Why do states with more restrictions currently have more cases than those with fewer restrictions? – Warm air

We have been struggling with this question on this site for several weeks now. NBC presents three theories in the excerpts below, none of which are very convincing.

One: Maybe the states with fewer cases just do fewer tests. In essence, they want you to believe that the decline in the south is a mirage, that COVID may be just as bad as in the northeast, but that no one knows about it because they are not testing enough people to find it. out. It is true that southern states have generally tested less than in the northern states, but Louisiana ranks 15th out of the 50 states in tests per capita, and the cases are seen to decline for months. Even in states with limited testing, the positivity rate should give us an idea of ​​whether cases are rising or falling. And in Texas, California and Arizona, to take just three examples, the positivity rate is far from its winter peak.

However, the acid test is hospitalizations. If there is a real increase in cases in the population, it may eventually lead to an increase in hospitalizations. It is in Michigan, the state hardest hit in the union. But in Texas, hospitalizations are still declining nearly a month after the mask mandate and capacity constraints for businesses were lifted. This is not a mirage. Cases are really down there.

Two: Perhaps there is more natural immunity in countries that have adopted fewer restrictions, making it more difficult for the virus to spread at this late stage of the pandemic, relative to the ease with which it spreads in pro-lockdown states. The logic behind the theory is appealing: states that remained open facilitated more socialization by their inhabitants, and more socialization would mean that the virus spread more widely and infected a larger portion of the population. I made the point yesterday that in the COVID cases per capita, Michigan is in the top 10 among U.S. states, indicating that relatively few people there were infected until recently. This meant that there was less natural immunity, which in turn means that there is now more ignition for a wave. In Texas, where restrictions were lighter, this may not be the case.

But there are wrinkles in the theory. Texas and California may have had more cases per capita than Michigan, but they had far fewer than New York and New Jersey, which both saw cases rise lately (though it’s not like Michigan). If you want to compare per capita deaths rather than a measure of how many infections a particular state has seen, note that New Jersey, New York and Massachusetts are the top three of the US states, while Texas ranks 24th and California the 31st place. Michigan ranks 21st – whore as one of the latter two states. Deaths are not a perfect apple-to-apple comparison between states, as some (New York and New Jersey) had their deaths ‘pre-loaded’ at the beginning of the pandemic, when hospital treatments for COVID were primitive, while others later seen more hospitalizations. , when doctors could save people better. But, regardless of their positions for closure, it’s hard to look at what the northeast has gone through and get away with thinking that there should be less natural immunity there than in the south.

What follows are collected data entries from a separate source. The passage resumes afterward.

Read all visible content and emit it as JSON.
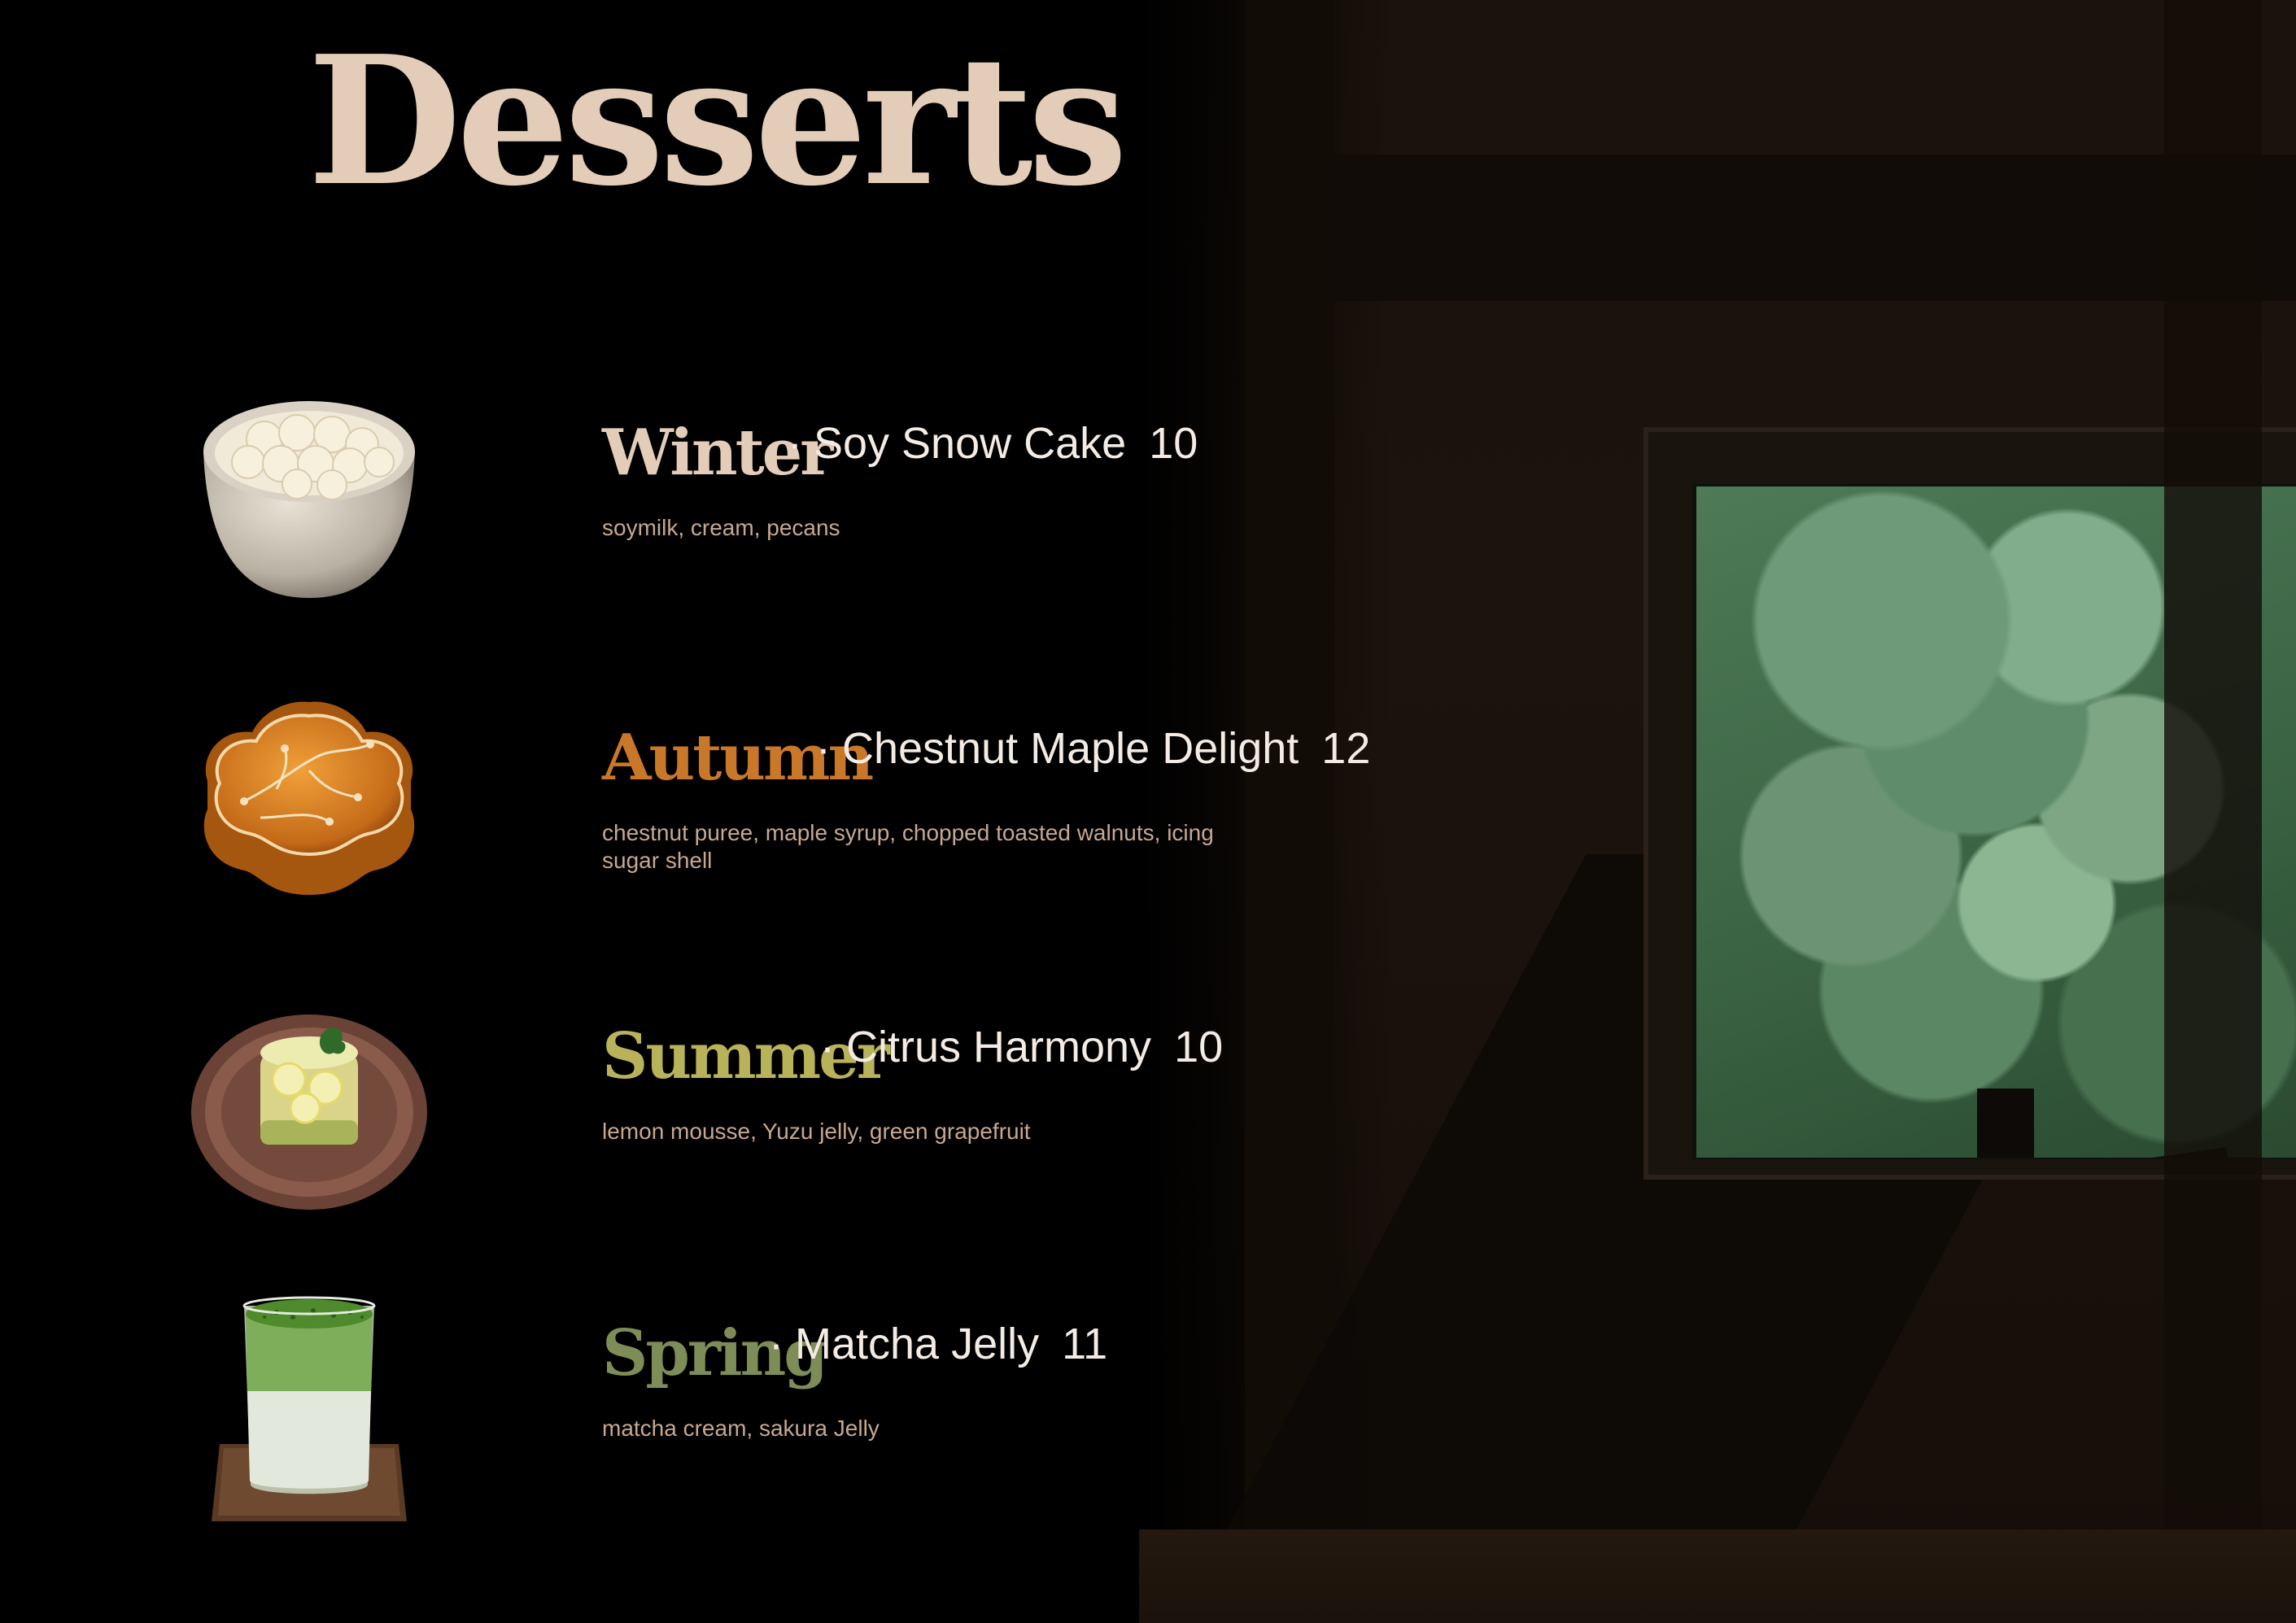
{
  "menu": {
    "title": "Desserts",
    "items": [
      {
        "season": "Winter",
        "season_color": "#e3cdb9",
        "separator": "·",
        "name": "Soy Snow Cake",
        "price": "10",
        "description": "soymilk, cream, pecans",
        "image_icon": "snow-cake-image"
      },
      {
        "season": "Autumn",
        "season_color": "#c9782a",
        "separator": "·",
        "name": "Chestnut Maple Delight",
        "price": "12",
        "description": "chestnut puree, maple syrup, chopped toasted walnuts, icing sugar shell",
        "image_icon": "chestnut-cake-image"
      },
      {
        "season": "Summer",
        "season_color": "#b8b25a",
        "separator": "·",
        "name": "Citrus Harmony",
        "price": "10",
        "description": "lemon mousse, Yuzu jelly, green grapefruit",
        "image_icon": "citrus-mousse-image"
      },
      {
        "season": "Spring",
        "season_color": "#7e8d57",
        "separator": "·",
        "name": "Matcha Jelly",
        "price": "11",
        "description": "matcha cream, sakura Jelly",
        "image_icon": "matcha-jelly-image"
      }
    ]
  },
  "colors": {
    "background": "#000000",
    "title": "#e3cdb9",
    "dish_text": "#f4ece4",
    "description": "#c7a890"
  }
}
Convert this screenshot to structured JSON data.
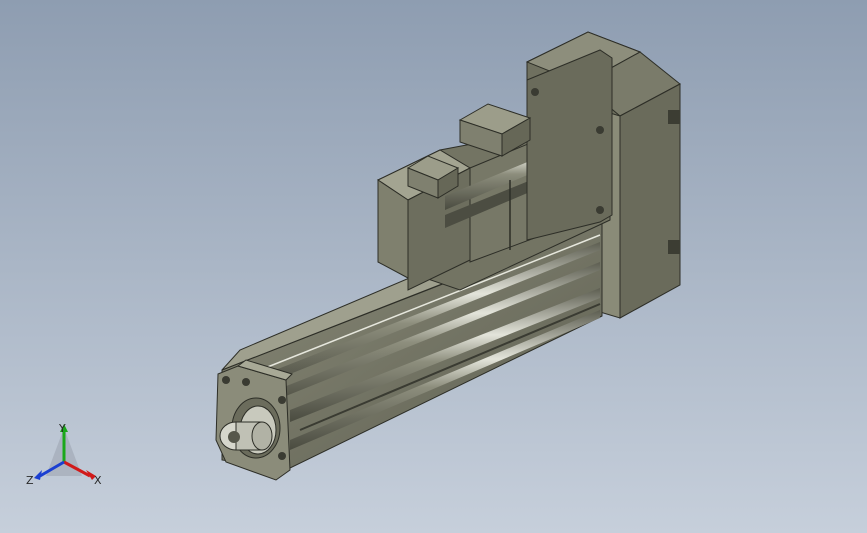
{
  "viewport": {
    "background_top": "#8e9db1",
    "background_bottom": "#c6cfdb"
  },
  "model": {
    "body_color": "#7c7d6c",
    "highlight_color": "#cfd0c4",
    "shadow_color": "#3f4036"
  },
  "triad": {
    "x_label": "X",
    "y_label": "Y",
    "z_label": "Z",
    "x_color": "#d11a1a",
    "y_color": "#1aa81a",
    "z_color": "#1a3fd1"
  }
}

Three: Maybe university kids from the north are going south for spring break, getting infected there and bringing the virus back home. Okay, okay – but university students in the south also go on spring break. Would they not spread the virus in their own hometowns after returning and also sowing outbreaks in the south? And would not business owners who care about spring customers become infected and then spread the virus in their own local communities? I do not know why there will be a difference between epidemics in lockdown against counter-closures, because young people travel more.

I stick to my half-assed pet theory to explain why the lockdown states perform worse than the anti-lockdown: Weather. After all, California was a heavy-handed pro-lockdown state, but their affairs have been in free fall since late January. Yesterday, they recorded just 2,402 cases across the country, placing them ninth out of the 50 states, even though they had by far the largest population. And the worst period in California was during the winter, when it endured a severe outbreak, despite the fact that it still had many restrictions. I think the weather that drives more people outdoors is the easiest explanation for the geographical variance in cases. To the extent that easing restrictions encourages people to go outside more, it may be helpful to fend things off, but weather probably plays a bigger role.